I’m not suggesting everyone
sit on their couch and vegetate for the sake of happiness. Things need to get done, sometimes a lot of
things...and sometimes we want to
engage physically. Being active is healthy;
in fact, it’s one of my personal goals, to be more active. But it’s another goal of mine to let go of as
many inessential activities as possible...to gently cull from my life what is unnecessary,
because being busy is, in my opinion, decidedly not better.
Kids need ample unstructured time to let their imaginations grow...and so do us
grown-ups. We need time to slow down, to
stare out the window and day dream, to be creative not as a means to an end but
for the sake of creativity itself...we need time just to let our minds
wander...we need time to be. Socrates said an unexamined life isn’t worth
living. If you are too busy filling
every moment with a flurry of activity then there’s no time to examine anything
to begin with, let alone much of any substance worth examining when all is said
and done. Busy is not only not better; it can be the very thing
that, instead of filling your life, leaves you completely empty.
I found out there are others interested
in letting go of busy, such as those in various slow movements --slow
food, slow home, heck, there’s even slow fashion! But truthfully I feel like some of these slow
advocates are still too ambitious for a slacker like me. Perhaps my speed isn’t slow, it’s off -- as
in turn off everything, sit down and settle back for a bit, get reacquainted
with your family, your friends...and your own self, too.
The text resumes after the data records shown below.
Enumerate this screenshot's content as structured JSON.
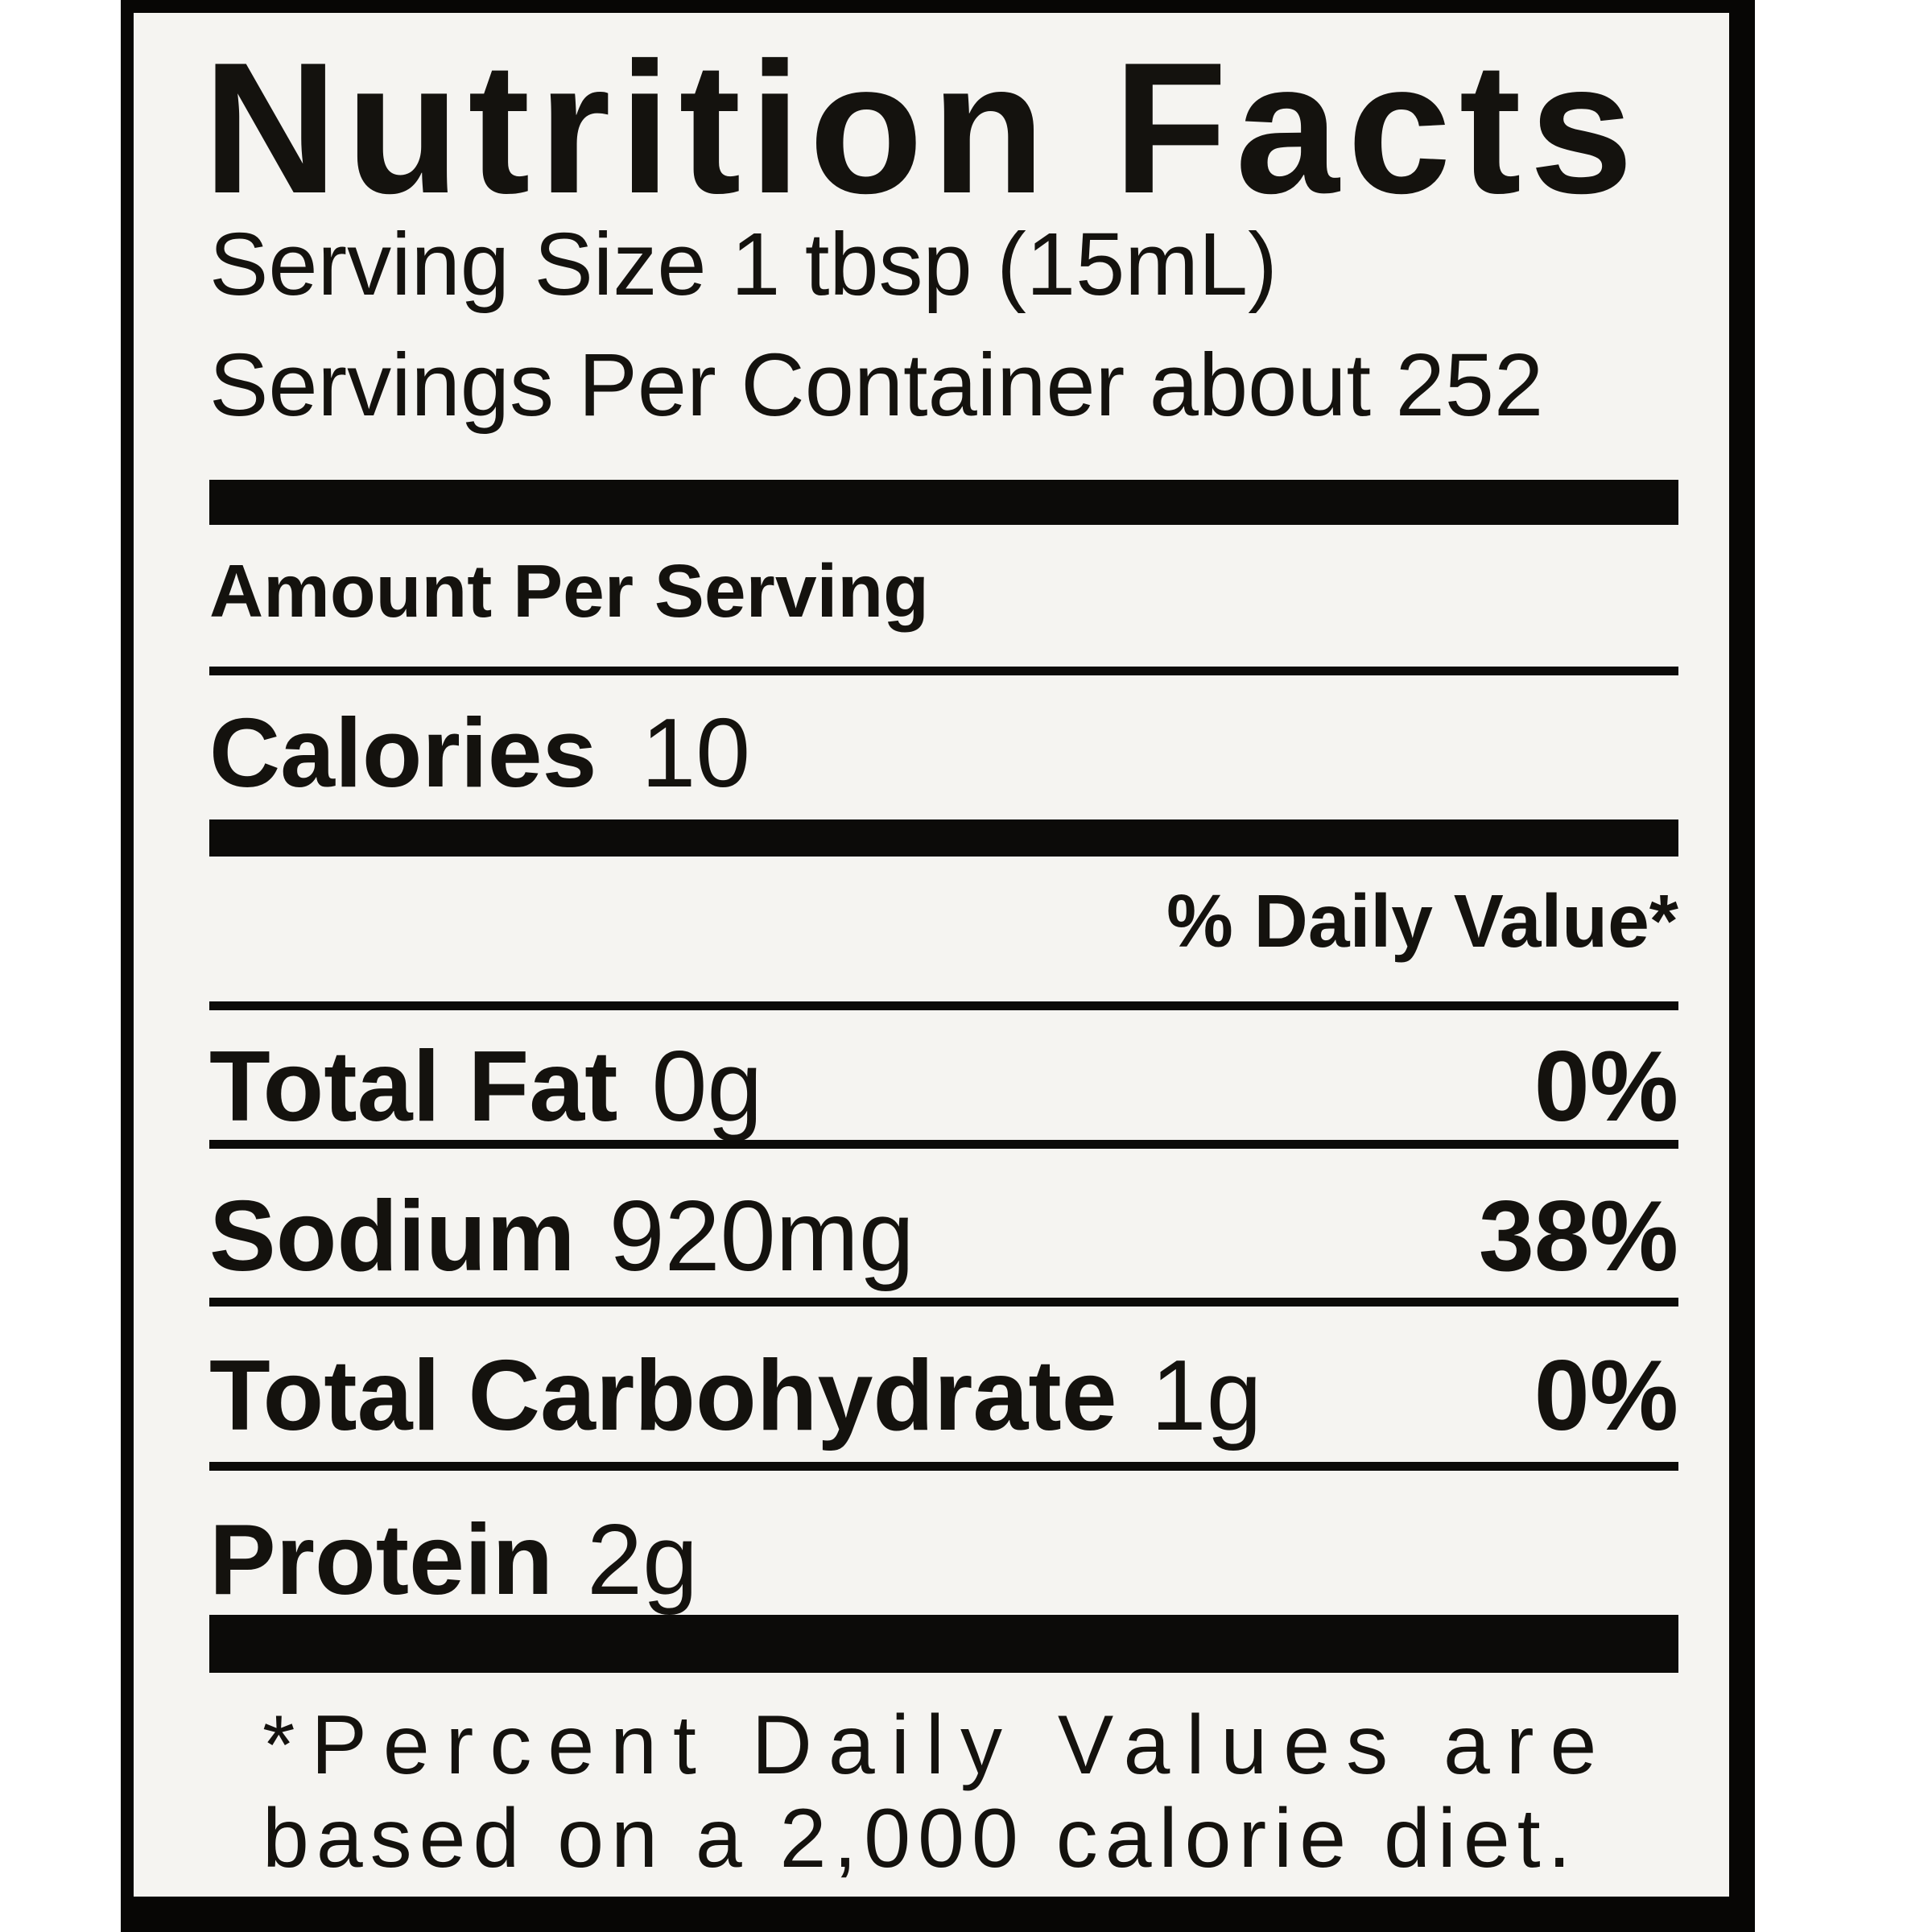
{
  "label": {
    "title": "Nutrition Facts",
    "serving_size": "Serving Size 1 tbsp (15mL)",
    "servings_per_container": "Servings Per Container about 252",
    "amount_per_serving": "Amount Per Serving",
    "calories": {
      "label": "Calories",
      "value": "10"
    },
    "daily_value_header": "% Daily Value*",
    "nutrients": [
      {
        "name": "Total Fat",
        "amount": "0g",
        "dv": "0%"
      },
      {
        "name": "Sodium",
        "amount": "920mg",
        "dv": "38%"
      },
      {
        "name": "Total Carbohydrate",
        "amount": "1g",
        "dv": "0%"
      },
      {
        "name": "Protein",
        "amount": "2g",
        "dv": ""
      }
    ],
    "footnote_line1": "*Percent Daily Values are",
    "footnote_line2": "based on a 2,000 calorie diet.",
    "colors": {
      "page_background": "#ffffff",
      "photo_frame": "#070605",
      "label_background": "#f5f4f1",
      "text": "#14120e"
    }
  }
}
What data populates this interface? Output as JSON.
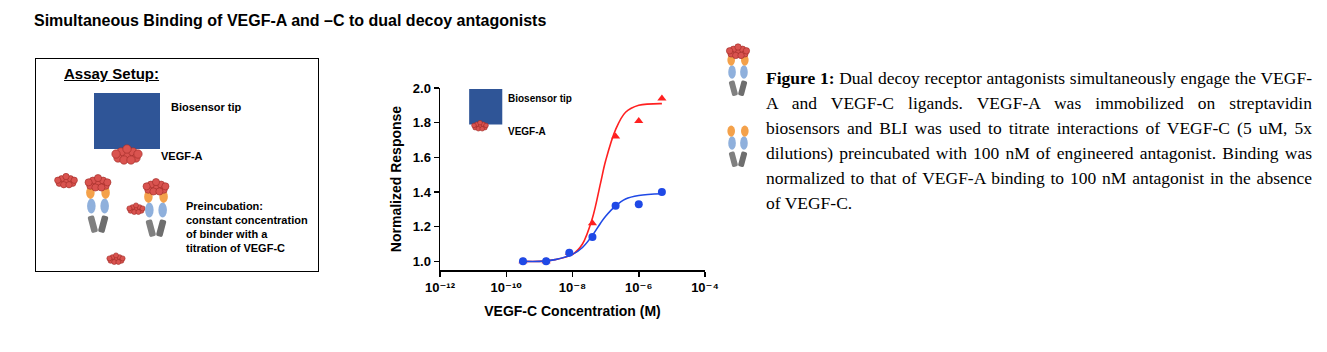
{
  "figure_title": "Simultaneous Binding of VEGF-A and –C to dual decoy antagonists",
  "assay_setup": {
    "heading": "Assay Setup:",
    "tip_label": "Biosensor tip",
    "ligand_label": "VEGF-A",
    "preincubation": [
      "Preincubation:",
      "constant concentration",
      "of binder with a",
      "titration of VEGF-C"
    ]
  },
  "chart_data": {
    "type": "scatter",
    "x_label": "VEGF-C Concentration (M)",
    "y_label": "Normalized Response",
    "log": "x",
    "grid": false,
    "xlim": [
      1e-12,
      0.0001
    ],
    "xticks": [
      {
        "value": 1e-12,
        "label": "10⁻¹²"
      },
      {
        "value": 1e-10,
        "label": "10⁻¹⁰"
      },
      {
        "value": 1e-08,
        "label": "10⁻⁸"
      },
      {
        "value": 1e-06,
        "label": "10⁻⁶"
      },
      {
        "value": 0.0001,
        "label": "10⁻⁴"
      }
    ],
    "ylim": [
      0.95,
      2.0
    ],
    "yticks": [
      {
        "value": 1,
        "label": "1.0"
      },
      1.2,
      1.4,
      1.6,
      1.8,
      {
        "value": 2,
        "label": "2.0"
      }
    ],
    "annotations": [
      "Biosensor tip",
      "VEGF-A"
    ],
    "series": [
      {
        "type": "line",
        "color": "#ff2020",
        "line_style": "solid",
        "x": [
          3.2e-10,
          1e-09,
          3e-09,
          1e-08,
          2e-08,
          4e-08,
          7e-08,
          1e-07,
          2e-07,
          4e-07,
          1e-06,
          5e-06
        ],
        "values": [
          1.0,
          1.0,
          1.01,
          1.04,
          1.1,
          1.25,
          1.45,
          1.58,
          1.76,
          1.86,
          1.9,
          1.91
        ]
      },
      {
        "type": "line",
        "color": "#1f49e6",
        "line_style": "solid",
        "x": [
          3.2e-10,
          1e-09,
          3e-09,
          1e-08,
          2e-08,
          4e-08,
          7e-08,
          1e-07,
          2e-07,
          4e-07,
          1e-06,
          5e-06
        ],
        "values": [
          1.0,
          1.0,
          1.01,
          1.04,
          1.08,
          1.15,
          1.22,
          1.26,
          1.32,
          1.36,
          1.38,
          1.39
        ]
      },
      {
        "type": "scatter",
        "color": "#ff2020",
        "marker": "triangle-up",
        "x": [
          3.2e-10,
          1.6e-09,
          8e-09,
          4e-08,
          2e-07,
          1e-06,
          5e-06
        ],
        "values": [
          1.0,
          1.0,
          1.05,
          1.22,
          1.72,
          1.81,
          1.94
        ]
      },
      {
        "type": "scatter",
        "color": "#1f49e6",
        "marker": "circle",
        "x": [
          3.2e-10,
          1.6e-09,
          8e-09,
          4e-08,
          2e-07,
          1e-06,
          5e-06
        ],
        "values": [
          1.0,
          1.0,
          1.05,
          1.14,
          1.32,
          1.33,
          1.4
        ]
      }
    ]
  },
  "caption": {
    "label": "Figure 1:",
    "text": "Dual decoy receptor antagonists simultaneously engage the VEGF-A and VEGF-C ligands. VEGF-A was immobilized on streptavidin biosensors and BLI was used to titrate interactions of VEGF-C (5 uM, 5x dilutions) preincubated with 100 nM of engineered antagonist. Binding was normalized to that of VEGF-A binding to 100 nM antagonist in the absence of VEGF-C."
  }
}
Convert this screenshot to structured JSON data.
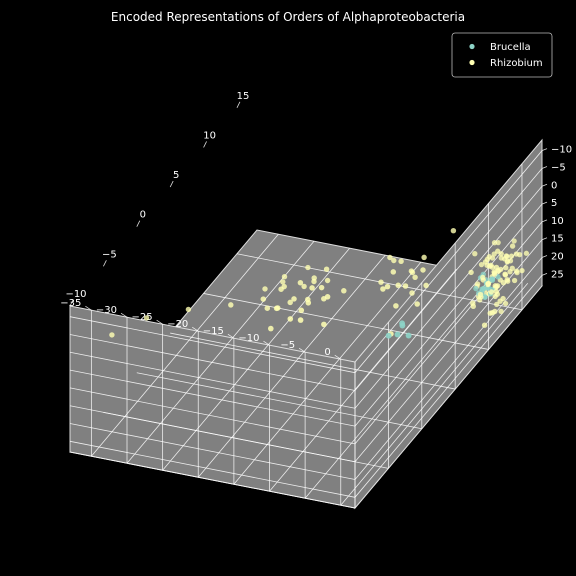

Like at this very moment...I
am sitting (where else) on my couch typing these words. My kids will be up soon, and the first thing
they will do is come sit next to me, curling into my waiting arms all groggy
and still warm from sleep. I’ll put this
laptop aside and breathe them in, take a moment to absorb the sweet scent of
childhood in its precious brevity. We’ll
talk about what they dreamed last night and what they want to do today. I’ll remind them we have chores and
schoolwork, but after that the day, this day, is ours. We’ll begin it from this place of centering,
the middle of our lives and our home, this humble, slightly sagging, well-worn
sofa. The dust bunnies will be there,
too, lurking...and that’s okay. They can
hang around for a little while longer...I don’t mind. I have more important things not to do.